San Francisco City Hall - History

History

The current City Hall building is a replacement for an original building which was completed in 1899 after 27 years of planning and construction. The original city hall was actually a much larger building which also contained a smaller extension which contained the city's Hall of Records.

Reconstruction plans following the 1906 Earthquake wanted the buildings design and plans to work with noted city planner and architect Daniel Burnham's plan to rebuild the city, and in particular, the Civic Center complex in a neo-classical design as part of the city beautiful movement, as well as a desire to rebuild the city in time for the 1915 Panama-Pacific International Exposition. After Arthur Brown Junior's design was selected, construction started in 1913 and was completed by 1915, in time for the Exposition.

The main rotunda had also served as the location of many prominent state funerals. General Fredrick Funston, hero of the Spanish-American War, Philippine-American War, and the 1906 Earthquake had his there in 1917. President Warren Harding's body lay in state under the rotunda following his death in San Francisco in 1923.

Joe DiMaggio and Marilyn Monroe were married at City Hall in 1954. Mayor George Moscone and Supervisor Harvey Milk were assassinated there in 1978, by former Supervisor Dan White.

The Loma Prieta earthquake of 1989 damaged the structure, and twisted the dome four inches (102 mm) on its base. Afterward, work was completed, under the leadership of the San Francisco Bureau of Architecture in collaboration with Carey & Co. preservation architects, and Forell/Elsesser Engineers, to render City Hall earthquake resistant through a base isolation system. In an earthquake, the mass of the dome threatens to act as a pendulum, rocking the building's structure and tearing it apart. But the base isolation system of hundreds of rubber and stainless-steel insulators inserted into City Hall's underpinnings should have the effect of disrupting seismic waves before they can affect the structure. However damage to the structure could still occur as no building is completely earthquake-proof. The base isolation system would likely prevent total collapse of the building. City Hall reopened after its seismic upgrade in January 1999, and was the world's largest base-isolated structure at that time.

The city hall has attempted to recruit peregrine falcons to nest in aeries outside the dome. Pigeon droppings have to be periodically cleaned from the pair of glass-covered light wells that were covered with concrete at the height of modernism. In a curious coincidence, the new city hall in nearby San Jose has already drawn at least one pair of falcons, discovered by Mayor Ron Gonzales himself as he saw pigeon feathers descend past a window during a meeting.

In May 1960, the main Rotunda was a site of a student protest against the House Un-American Activities Committee and a countering police action whereby students from UC Berkeley, Stanford, and other local colleges were fire hosed down the steps beneath the rotunda. This event was memorialized by students during the Free Speech Movement at UC Berkeley four years later.
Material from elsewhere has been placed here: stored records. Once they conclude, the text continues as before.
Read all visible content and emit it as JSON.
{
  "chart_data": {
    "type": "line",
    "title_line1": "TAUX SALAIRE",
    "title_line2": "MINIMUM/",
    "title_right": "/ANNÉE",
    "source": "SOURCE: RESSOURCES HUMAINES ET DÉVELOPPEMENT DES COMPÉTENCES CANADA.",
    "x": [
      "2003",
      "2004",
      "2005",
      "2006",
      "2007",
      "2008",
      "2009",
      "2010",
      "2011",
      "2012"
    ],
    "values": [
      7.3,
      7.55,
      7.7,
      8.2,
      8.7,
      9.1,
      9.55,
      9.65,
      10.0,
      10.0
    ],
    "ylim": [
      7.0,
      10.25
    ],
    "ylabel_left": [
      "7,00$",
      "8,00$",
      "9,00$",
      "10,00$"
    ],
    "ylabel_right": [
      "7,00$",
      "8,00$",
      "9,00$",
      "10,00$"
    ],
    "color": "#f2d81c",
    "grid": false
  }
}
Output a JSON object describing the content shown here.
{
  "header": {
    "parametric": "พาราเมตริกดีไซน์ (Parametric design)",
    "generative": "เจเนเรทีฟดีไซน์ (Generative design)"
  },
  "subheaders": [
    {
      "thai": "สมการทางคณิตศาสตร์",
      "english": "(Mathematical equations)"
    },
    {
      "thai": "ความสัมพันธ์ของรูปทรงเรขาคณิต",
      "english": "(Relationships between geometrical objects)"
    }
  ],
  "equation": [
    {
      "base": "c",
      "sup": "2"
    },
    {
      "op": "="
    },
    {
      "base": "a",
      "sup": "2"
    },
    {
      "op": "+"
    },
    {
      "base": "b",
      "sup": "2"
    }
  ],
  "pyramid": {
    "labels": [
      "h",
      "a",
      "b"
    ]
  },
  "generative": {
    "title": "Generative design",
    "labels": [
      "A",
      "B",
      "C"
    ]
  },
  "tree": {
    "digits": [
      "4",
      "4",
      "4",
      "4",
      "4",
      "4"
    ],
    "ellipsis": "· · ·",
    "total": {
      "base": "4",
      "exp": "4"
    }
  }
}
The original grand plaza has undergone several extensive renovations, with radical changes in its appearance and utility. Prior to the 1960s there were extensive brick plazas, few trees, and a few large, simple, raised, and circular ponds with central fountains, all in a style that discouraged loitering. The plaza was then extensively excavated for underground parking. At this time a central rectangular pond, with an extensive array of water vents (strangely, all in several strict rows and all pointing east, with identical arcs of water, and completely without sculptural embellishment), was added, with extensive groves of trees (again, in 60s modernist style, planted with absolute military precision on rectangular grids). In the 1990s, with the rise of the problem of homelessness, the plaza was once again remodeled to make it somewhat less habitable – although the most significant change, the replacement of the pond and pumps with a lawn, could be reasonably justified on the basis of energy and water conservation.